On Mon, Aug 14, 2006 at 01:19:29PM +0930, Clytie Siddall wrote:

> >>As a linguist, I am aware that incorrect forms of words can be
> >>variants in some use.

> >As a linguist, I and 200 million of my native English-speaking  
> >brethren

> Steve, I am a native speaker of English, and I lecture in English.  
> Otherwise I would not make recommendations on English.

That's fine, according to wikipedia I left you several hundred other million
native English speakers that you can use for other arbitrary appeals to
authority if you'd like. >:)

> >reject your claim of authority over what constitutes the "correct"  
> >spelling
> >of a loan word whose source form includes diacritics not present in  
> >standard
> >English.

> According to the dictionary you quoted, "voila" is only a variant of  
> the primary form "voilà". Primary forms are preferred over variants.

If they were universally preferred, the variants would not exist.  Your
claim was that the primary form was "correct", and the others are
"incorrect"; I think this is presumptuous and unsupported by common usage.

> >>or not using it at all.

> >Which would be a fair recommendation, but such an interdiction  
> >doesn't carry
> >much weight if you don't have consensus on the question of what is  
> >or isn't
> >an acceptably correct form.

> I'm agreeing with your dictionary quotation.
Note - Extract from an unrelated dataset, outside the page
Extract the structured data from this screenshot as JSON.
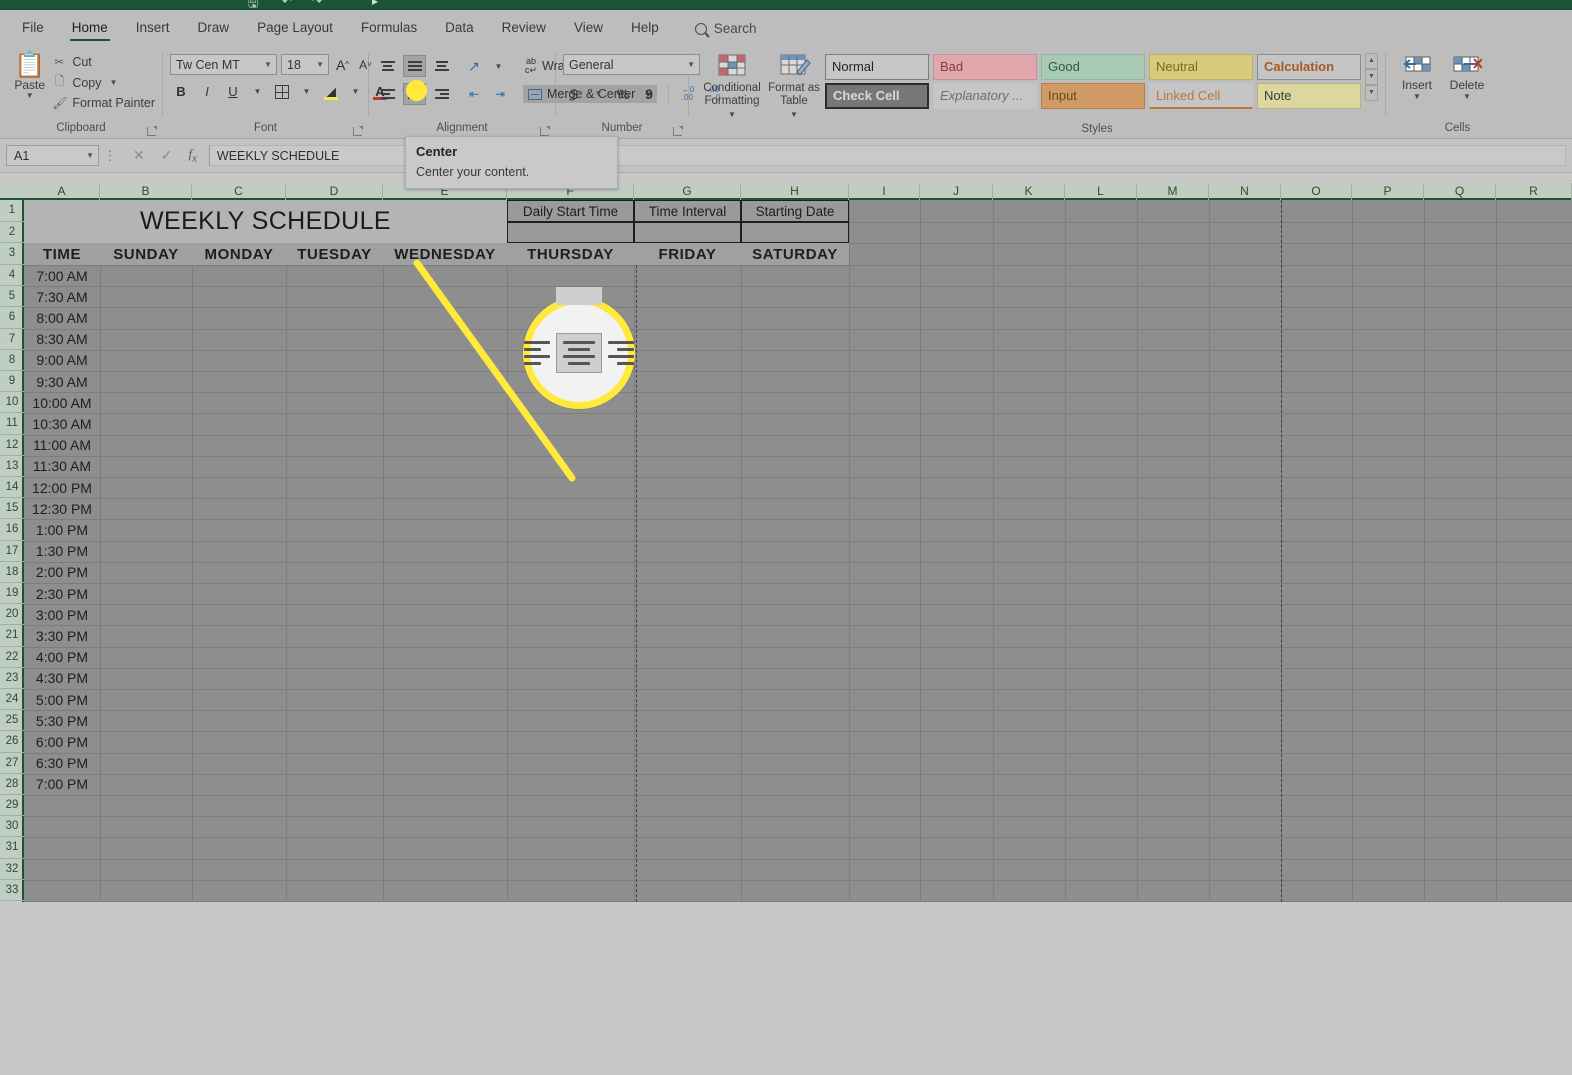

No, you're claiming that variant spellings are wrong.  I think this is the
first time I've ever seen someone claim a word's presence in a dictionary is
*evidence* that it's incorrect...

> It would only waste time if we compared different dictonaries and got into
> research papers.  

Yes, it would.

> >Quite frankly, I consider that the translators' problem, not the
> >maintainers'.  It is quite reasonable to constrain source English  
> >strings
> >with style rules concerning consistent use of vocab, forms of  
> >address, and
> >UI references because these are rules that benefit the primary  
> >audience of
> >the string: the user.  Subsetting the language for the benefit of
> >translators, OTOH, is a misoptimization which impoverishes the user
> >experience and deprives the translators themselves of opportunities  
> >for
> >enrichment.

> I don't think making translators look up variants of loan words is  
> useful. In my experience of translation projects, loan words in  
> general are often misunderstood, causing an incorrect translation.  
> The GNOME developer's choice to spell "né" as "ne" confused nearly  
> all the translators, and wasn't recognized even by the French  
> translators.

Er, this isn't at all analogous.  The *feminine* form "née"/"nee" exists in
English, because it's used to denote the maiden name of married women --
since there is no tradition in the English speaking world of men changing
their surnames, there is no corresponding masculine form in common use.
This makes "ne" a misspelling (of either the English or the French, take
your pick), not a variant, whereas it's easy to find "nee" with or without
accent in an English dictionary.

Oh, entertainingly, m-w.com does list "né", but unlike for "née" and
"voilà", it doesn't recognize an accentless variant.  <shrug> While I might
get it into my own head to be clever enough to use a masculine form in
English, I wouldn't rely on an English dictionary to support such a usage
anyway.  For that matter, I don't really care very much for m-w.com as a
dictionary, but that's beside the point -- namely, that there is not Debian
standard dictionary for English and you're not likely to get one when there
are hundreds or thousands of native speakers involved in the project who
each have their own local language preferences.  Yes, we should avoid
unrecognizable spellings that are incomprehensible to translators, but do
you really think any translator is going to have trouble finding "voila" in
a dictionary?

-- 
Steve Langasek                   Give me a lever long enough and a Free OS
Debian Developer                   to set it on, and I can move the world.